In de discussie over de mogelijke effecten van bewerkte voedingsmiddelen op de gezondheid van consumenten wordt nu veelal ongebalanceerd gekeken naar de samenstelling en energiedichtheid van producten. Het gelijktrekken van bewerkingen en productsamenstelling in die discussie is echter niet terecht.

Jaap Seidell, Hoogleraar Voeding en Gezondheid aan de Vrije Universiteit Amsterdam berichtte in een artikel van RTL Nieuws gisteren over "de nadelige gezondheidseffecten van ultrabewerkt voedsel." Daarbij wordt echter ten onrechte de samenstelling van producten gelijk getrokken met bewerking van producten.

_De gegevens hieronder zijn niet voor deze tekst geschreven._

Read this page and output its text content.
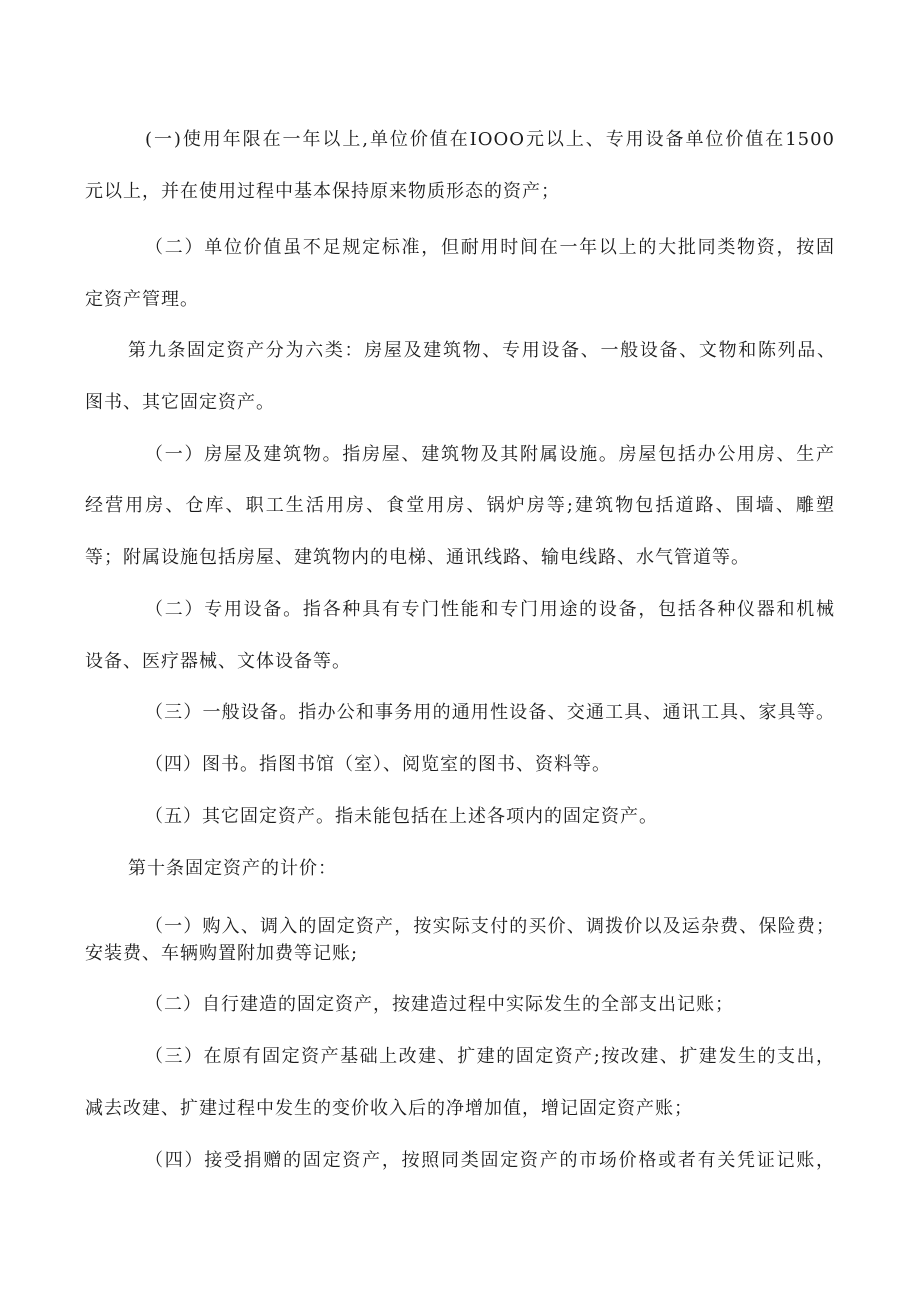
(一)使用年限在一年以上,单位价值在IOOO元以上、专用设备单位价值在1500

元以上，并在使用过程中基本保持原来物质形态的资产；

（二）单位价值虽不足规定标准，但耐用时间在一年以上的大批同类物资，按固

定资产管理。

第九条固定资产分为六类：房屋及建筑物、专用设备、一般设备、文物和陈列品、

图书、其它固定资产。

（一）房屋及建筑物。指房屋、建筑物及其附属设施。房屋包括办公用房、生产

经营用房、仓库、职工生活用房、食堂用房、锅炉房等;建筑物包括道路、围墙、雕塑

等；附属设施包括房屋、建筑物内的电梯、通讯线路、输电线路、水气管道等。

（二）专用设备。指各种具有专门性能和专门用途的设备，包括各种仪器和机械

设备、医疗器械、文体设备等。

（三）一般设备。指办公和事务用的通用性设备、交通工具、通讯工具、家具等。

（四）图书。指图书馆（室）、阅览室的图书、资料等。

（五）其它固定资产。指未能包括在上述各项内的固定资产。

第十条固定资产的计价：

（一）购入、调入的固定资产，按实际支付的买价、调拨价以及运杂费、保险费；

安装费、车辆购置附加费等记账;

（二）自行建造的固定资产，按建造过程中实际发生的全部支出记账；

（三）在原有固定资产基础上改建、扩建的固定资产;按改建、扩建发生的支出，

减去改建、扩建过程中发生的变价收入后的净增加值，增记固定资产账；

（四）接受捐赠的固定资产，按照同类固定资产的市场价格或者有关凭证记账，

Bewerking maakt producten geschikt voor consumptie. Het heeft belangrijke functies zoals veiligheid en houdbaarheid. Bewerkingen betekenen niet dat producten slechter zijn voor gezondheid of milieu. Zo zorgen producten met een langere houdbaarheid er bijvoorbeeld voor dat voedselverspilling wordt tegengegaan. Zoals Ellen Kampman, Hoogleraar Voeding en Ziekte aan de Wageningen University & Research, ook aangeeft kan overmatige inname van kilocaloriën een negatief effect hebben op de gezondheid, maar is het onduidelijk of de bewerking van voedsel tot ziekte kan leiden.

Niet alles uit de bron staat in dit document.